106    En l’espèce, il importe de relever que, ainsi qu’il résulte de l’arrêt attaqué et notamment de ses points 246, 524 et 550, la Commission a constaté que les requérantes avaient pris part à une entente ayant pour objet la fixation des prix, et que cette appréciation des faits et des éléments de preuve n’a pas été remise en cause par le Tribunal dans l’arrêt attaqué.

107    Pour de tels accords, qui constituent des violations particulièrement graves de la concurrence, l’analyse du contexte économique et juridique dans lequel la pratique s’insère peut, dès lors, se limiter à ce qui s’avère strictement nécessaire en vue de conclure à l’existence d’une restriction de la concurrence par objet (voir, par analogie avec les accords sur la répartition des marchés, arrêt du 20 janvier 2016, Toshiba Corporation/Commission, C‑373/14 P, EU:C:2016:26, point 29).

108    Or, le Tribunal a correctement répondu à l’argument invoqué par les requérantes à cet égard dans leur requête, au point 466 de l’arrêt attaqué, en renvoyant notamment à l’examen des faits examinés dans le cadre du troisième moyen.

109    En outre et en tout état de cause, ainsi que Mme l’avocat général l’a relevé au point 104 de ses conclusions, les arguments relatifs au contexte économique et juridique de l’affaire, invoqués par les requérantes au soutien de leur quatrième moyen, ne sont pas pertinents aux fins d’examiner l’existence d’un objet anticoncurrentiel, de sorte qu’il ne saurait être valablement reproché au Tribunal de ne pas les avoir pris en compte dans l’arrêt attaqué.

110    Certains d’entre eux tendent d’ailleurs à démontrer l’absence de coordination sur les prix et à remettre en cause, en réalité, l’existence même de l’accord.

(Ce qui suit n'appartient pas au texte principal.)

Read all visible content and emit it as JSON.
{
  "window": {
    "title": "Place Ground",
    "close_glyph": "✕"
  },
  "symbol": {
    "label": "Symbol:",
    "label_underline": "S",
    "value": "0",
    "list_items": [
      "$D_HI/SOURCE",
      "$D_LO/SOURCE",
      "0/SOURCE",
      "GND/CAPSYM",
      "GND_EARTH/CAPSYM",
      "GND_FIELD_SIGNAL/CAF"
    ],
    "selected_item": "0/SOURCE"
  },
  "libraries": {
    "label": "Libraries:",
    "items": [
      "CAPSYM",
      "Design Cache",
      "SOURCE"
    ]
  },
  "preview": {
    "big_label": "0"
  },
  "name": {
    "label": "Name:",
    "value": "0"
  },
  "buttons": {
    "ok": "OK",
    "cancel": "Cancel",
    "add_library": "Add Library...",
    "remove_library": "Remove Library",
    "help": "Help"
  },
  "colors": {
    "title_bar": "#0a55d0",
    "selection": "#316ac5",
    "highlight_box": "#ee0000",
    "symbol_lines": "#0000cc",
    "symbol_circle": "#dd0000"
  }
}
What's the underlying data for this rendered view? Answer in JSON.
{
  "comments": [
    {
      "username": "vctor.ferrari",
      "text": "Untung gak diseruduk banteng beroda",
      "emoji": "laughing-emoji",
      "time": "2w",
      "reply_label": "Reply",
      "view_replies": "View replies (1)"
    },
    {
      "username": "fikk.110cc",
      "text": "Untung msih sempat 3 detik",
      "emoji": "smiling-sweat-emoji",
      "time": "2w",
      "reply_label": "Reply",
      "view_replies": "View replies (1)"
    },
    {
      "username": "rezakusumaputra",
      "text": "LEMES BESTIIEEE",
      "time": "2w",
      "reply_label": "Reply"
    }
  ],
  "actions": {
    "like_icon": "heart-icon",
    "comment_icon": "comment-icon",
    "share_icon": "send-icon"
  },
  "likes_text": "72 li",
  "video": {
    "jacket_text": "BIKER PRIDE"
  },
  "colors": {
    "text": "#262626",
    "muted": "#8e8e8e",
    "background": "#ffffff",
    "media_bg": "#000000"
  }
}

Tel est en effet le cas pour ce qui concerne la soumission du marché européen de la banane à une organisation commune des marchés.

111    Par conséquent, le Tribunal n’a pas commis d’erreur de droit en estimant, au point 473 de l’arrêt attaqué, que la Commission avait indiqué à bon droit que l’infraction pouvait être qualifiée de restriction de la concurrence par objet.

112    En outre, il ne saurait valablement être reproché au Tribunal d’avoir violé le principe du contradictoire au motif que la qualification d’accord ayant un objet anticoncurrentiel aurait privé les requérantes de la possibilité de se prévaloir de l’absence d’effet anticoncurrentiel.

113    Il en résulte que le quatrième moyen doit être écarté comme non fondé.

114    Par conséquent, aucun des moyens invoqués par les requérantes au soutien de leur pourvoi n’étant susceptible d’être accueilli, il y a lieu de rejeter celui-ci.

 Sur les dépens

115    Aux termes de l’article 184, paragraphe 2, du règlement de procédure de la Cour, lorsque le pourvoi n’est pas fondé, la Cour statue sur les dépens. Aux termes de l’article 138, paragraphe 1, du même règlement, applicable à la procédure de pourvoi en vertu de l’article 184, paragraphe 1, de celui-ci, toute partie qui succombe est condamnée aux dépens, s’il est conclu en ce sens. Les requérantes ayant succombé en leurs moyens et la Commission ayant conclu à leur condamnation aux dépens, il y a donc lieu de les condamner aux dépens afférents au présent pourvoi.

Par ces motifs, la Cour (première chambre) déclare et arrête :

1)      Le pourvoi est rejeté.

2)      FSL Holdings NV, Firma Léon Van Parys NV et Pacific Fruit Company Italy SpA sont condamnées aux dépens.